Judge Drago has decided to set up an educational fund for his favorite granddaughter, Emma, who will start college in one year. The judge plans to deposit an amount in a savings account that pays 7% annual interest. He wants to deposit an amount that is sufficient to permit Emma to withdraw $21,100 for tuition starting in one year and continuing each year for a total of four years. (FV of $1, PV of $1, FVA of $1, and PVA of $1) (Use the appropriate factor(s) from the tables provided.)How much should he deposit today to provide Emma with a fund to pay for her college tuition? (Round your answer to nearest whole dollar.)

Respuesta :

Answer:

$7,113

Explanation:

Since Judge Drago wants Emma to start withdrawing $21,100 for tuition starting in one year, the relevant formula to use is the formula for calculating the present value  (PV) of an ordinary annuity which is stated as follows:

PV = P × [{1 - [1 ÷ (1+r)]^n} ÷ r] …………………………………. (1)

Where;

PV = Amount to deposit today =?

P = yearly withdrawal = $21,100

r = interest rate = 7%, or 0.07

n = number of years = 4

Substitute the values into equation (1) to have:

PV = $2,100 × [{1 - [1 ÷ (1 + 0.07)]^4} ÷ 0.07]

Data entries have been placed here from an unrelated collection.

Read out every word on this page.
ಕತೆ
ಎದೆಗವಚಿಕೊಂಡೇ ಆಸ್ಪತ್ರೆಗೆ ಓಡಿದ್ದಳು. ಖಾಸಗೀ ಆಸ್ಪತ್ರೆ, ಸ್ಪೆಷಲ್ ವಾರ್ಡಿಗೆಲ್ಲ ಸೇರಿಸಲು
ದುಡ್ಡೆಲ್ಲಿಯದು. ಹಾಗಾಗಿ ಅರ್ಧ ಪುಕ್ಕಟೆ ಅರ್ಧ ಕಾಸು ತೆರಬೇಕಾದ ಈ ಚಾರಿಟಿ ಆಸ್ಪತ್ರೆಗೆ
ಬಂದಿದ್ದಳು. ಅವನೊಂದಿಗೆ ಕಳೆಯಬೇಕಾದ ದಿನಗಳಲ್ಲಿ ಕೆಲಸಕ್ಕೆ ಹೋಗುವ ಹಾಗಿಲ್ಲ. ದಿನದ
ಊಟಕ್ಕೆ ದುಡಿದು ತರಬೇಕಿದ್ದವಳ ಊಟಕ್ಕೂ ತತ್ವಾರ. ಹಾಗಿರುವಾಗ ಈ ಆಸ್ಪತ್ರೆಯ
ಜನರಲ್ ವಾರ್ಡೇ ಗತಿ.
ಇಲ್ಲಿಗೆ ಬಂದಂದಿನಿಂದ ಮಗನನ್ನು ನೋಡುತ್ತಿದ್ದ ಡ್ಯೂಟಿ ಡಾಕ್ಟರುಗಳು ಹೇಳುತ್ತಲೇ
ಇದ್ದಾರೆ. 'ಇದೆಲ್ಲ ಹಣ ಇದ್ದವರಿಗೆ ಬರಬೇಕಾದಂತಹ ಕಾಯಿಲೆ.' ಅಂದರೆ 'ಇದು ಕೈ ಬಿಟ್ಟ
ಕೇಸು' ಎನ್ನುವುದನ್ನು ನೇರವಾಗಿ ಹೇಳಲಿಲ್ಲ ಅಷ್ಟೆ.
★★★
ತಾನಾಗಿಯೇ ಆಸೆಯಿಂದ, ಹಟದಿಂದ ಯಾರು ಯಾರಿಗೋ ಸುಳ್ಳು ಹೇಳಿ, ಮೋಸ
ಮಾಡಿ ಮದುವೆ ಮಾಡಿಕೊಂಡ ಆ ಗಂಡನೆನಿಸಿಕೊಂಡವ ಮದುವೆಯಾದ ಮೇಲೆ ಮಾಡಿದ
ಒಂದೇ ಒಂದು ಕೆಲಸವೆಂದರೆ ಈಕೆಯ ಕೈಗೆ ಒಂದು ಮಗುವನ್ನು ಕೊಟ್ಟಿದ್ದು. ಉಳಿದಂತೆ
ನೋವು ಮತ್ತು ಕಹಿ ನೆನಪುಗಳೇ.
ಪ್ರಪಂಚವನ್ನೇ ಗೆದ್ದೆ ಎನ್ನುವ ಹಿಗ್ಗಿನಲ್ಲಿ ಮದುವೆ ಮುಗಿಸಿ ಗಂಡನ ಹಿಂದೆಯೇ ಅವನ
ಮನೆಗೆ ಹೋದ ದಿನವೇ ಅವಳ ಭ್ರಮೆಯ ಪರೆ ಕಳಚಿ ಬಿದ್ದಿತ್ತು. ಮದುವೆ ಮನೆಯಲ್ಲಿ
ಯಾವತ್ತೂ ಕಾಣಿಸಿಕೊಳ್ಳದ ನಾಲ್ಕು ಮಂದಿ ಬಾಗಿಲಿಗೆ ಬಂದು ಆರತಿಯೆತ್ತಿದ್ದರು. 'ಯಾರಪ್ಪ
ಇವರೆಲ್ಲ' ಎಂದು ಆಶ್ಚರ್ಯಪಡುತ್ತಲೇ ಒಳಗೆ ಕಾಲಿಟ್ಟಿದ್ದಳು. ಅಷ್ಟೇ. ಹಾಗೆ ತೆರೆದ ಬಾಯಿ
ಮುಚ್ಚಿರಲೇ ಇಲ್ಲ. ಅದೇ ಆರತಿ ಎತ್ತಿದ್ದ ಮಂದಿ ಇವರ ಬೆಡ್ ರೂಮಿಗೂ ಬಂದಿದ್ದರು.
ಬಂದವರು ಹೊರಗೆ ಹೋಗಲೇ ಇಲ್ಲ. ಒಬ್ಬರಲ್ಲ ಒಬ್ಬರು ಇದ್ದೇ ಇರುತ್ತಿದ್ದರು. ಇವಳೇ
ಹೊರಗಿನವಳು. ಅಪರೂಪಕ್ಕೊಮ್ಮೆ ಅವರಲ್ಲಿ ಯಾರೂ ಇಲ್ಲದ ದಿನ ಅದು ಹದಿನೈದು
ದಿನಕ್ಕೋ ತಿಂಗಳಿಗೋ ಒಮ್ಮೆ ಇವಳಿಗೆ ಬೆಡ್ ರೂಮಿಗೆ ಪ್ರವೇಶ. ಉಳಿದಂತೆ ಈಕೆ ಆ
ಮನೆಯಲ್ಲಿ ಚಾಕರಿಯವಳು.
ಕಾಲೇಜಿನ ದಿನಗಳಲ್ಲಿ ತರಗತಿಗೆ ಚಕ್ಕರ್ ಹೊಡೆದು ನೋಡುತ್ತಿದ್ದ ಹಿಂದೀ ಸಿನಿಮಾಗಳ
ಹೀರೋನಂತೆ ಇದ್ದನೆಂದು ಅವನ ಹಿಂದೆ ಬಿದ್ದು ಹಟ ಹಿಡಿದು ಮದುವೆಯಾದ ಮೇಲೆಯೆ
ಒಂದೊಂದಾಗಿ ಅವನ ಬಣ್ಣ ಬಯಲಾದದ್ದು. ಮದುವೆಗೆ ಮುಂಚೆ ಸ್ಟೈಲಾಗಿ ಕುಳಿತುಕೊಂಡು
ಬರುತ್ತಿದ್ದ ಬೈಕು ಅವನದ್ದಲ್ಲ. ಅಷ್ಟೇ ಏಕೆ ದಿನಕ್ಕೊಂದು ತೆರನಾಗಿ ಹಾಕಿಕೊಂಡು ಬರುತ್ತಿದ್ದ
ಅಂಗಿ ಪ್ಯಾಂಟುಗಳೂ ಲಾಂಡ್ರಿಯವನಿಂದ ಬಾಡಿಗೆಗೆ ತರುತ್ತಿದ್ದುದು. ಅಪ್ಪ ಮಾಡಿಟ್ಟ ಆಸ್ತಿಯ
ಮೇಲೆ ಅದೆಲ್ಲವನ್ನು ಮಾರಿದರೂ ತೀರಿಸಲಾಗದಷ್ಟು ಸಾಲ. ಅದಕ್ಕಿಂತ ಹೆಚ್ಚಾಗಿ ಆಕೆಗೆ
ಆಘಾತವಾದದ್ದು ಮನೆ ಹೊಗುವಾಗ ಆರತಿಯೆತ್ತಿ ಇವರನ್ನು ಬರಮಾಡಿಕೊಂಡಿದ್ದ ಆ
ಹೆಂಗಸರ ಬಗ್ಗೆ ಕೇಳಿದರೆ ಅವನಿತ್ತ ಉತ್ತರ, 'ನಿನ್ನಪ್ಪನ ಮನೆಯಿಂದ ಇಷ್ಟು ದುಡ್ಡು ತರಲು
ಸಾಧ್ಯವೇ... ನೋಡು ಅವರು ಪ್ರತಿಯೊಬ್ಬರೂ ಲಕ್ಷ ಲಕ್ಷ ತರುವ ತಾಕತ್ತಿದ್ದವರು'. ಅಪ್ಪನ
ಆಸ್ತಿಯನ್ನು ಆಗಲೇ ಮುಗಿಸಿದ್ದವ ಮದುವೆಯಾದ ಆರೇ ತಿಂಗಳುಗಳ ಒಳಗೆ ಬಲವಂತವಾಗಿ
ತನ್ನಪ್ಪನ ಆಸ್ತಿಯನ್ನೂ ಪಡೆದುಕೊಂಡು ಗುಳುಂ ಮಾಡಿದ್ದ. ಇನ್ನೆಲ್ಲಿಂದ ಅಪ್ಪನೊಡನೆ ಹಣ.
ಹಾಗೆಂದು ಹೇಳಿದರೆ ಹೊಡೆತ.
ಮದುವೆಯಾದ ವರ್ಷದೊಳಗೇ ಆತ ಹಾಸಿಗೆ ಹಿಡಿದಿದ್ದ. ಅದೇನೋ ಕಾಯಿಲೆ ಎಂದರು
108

     = $2,100 × 3.38721125646392  

PV = $7,113

Therefore, Judge Drago should deposit $7,113 today to provide Emma with a fund to pay for her college tuition.

The amount that he need to deposit today to provide Emma with a fund to pay for her college tuition is $71,470.

Given data

PV = Amount to deposit today =?

P = yearly withdrawal = $21,100

r = interest rate = 7%, or 0.07

n = number of years = 4

What is the Amount to be deposited today?

= Annual withdrawal * PVAF(i%, n)

= $21,100 * PVAF(7%, 4)

= $21,100 * 3.38721

= $71,470.

Therefore, the amount that he need to deposit today to provide Emma with a fund to pay for her college tuition is $71,470.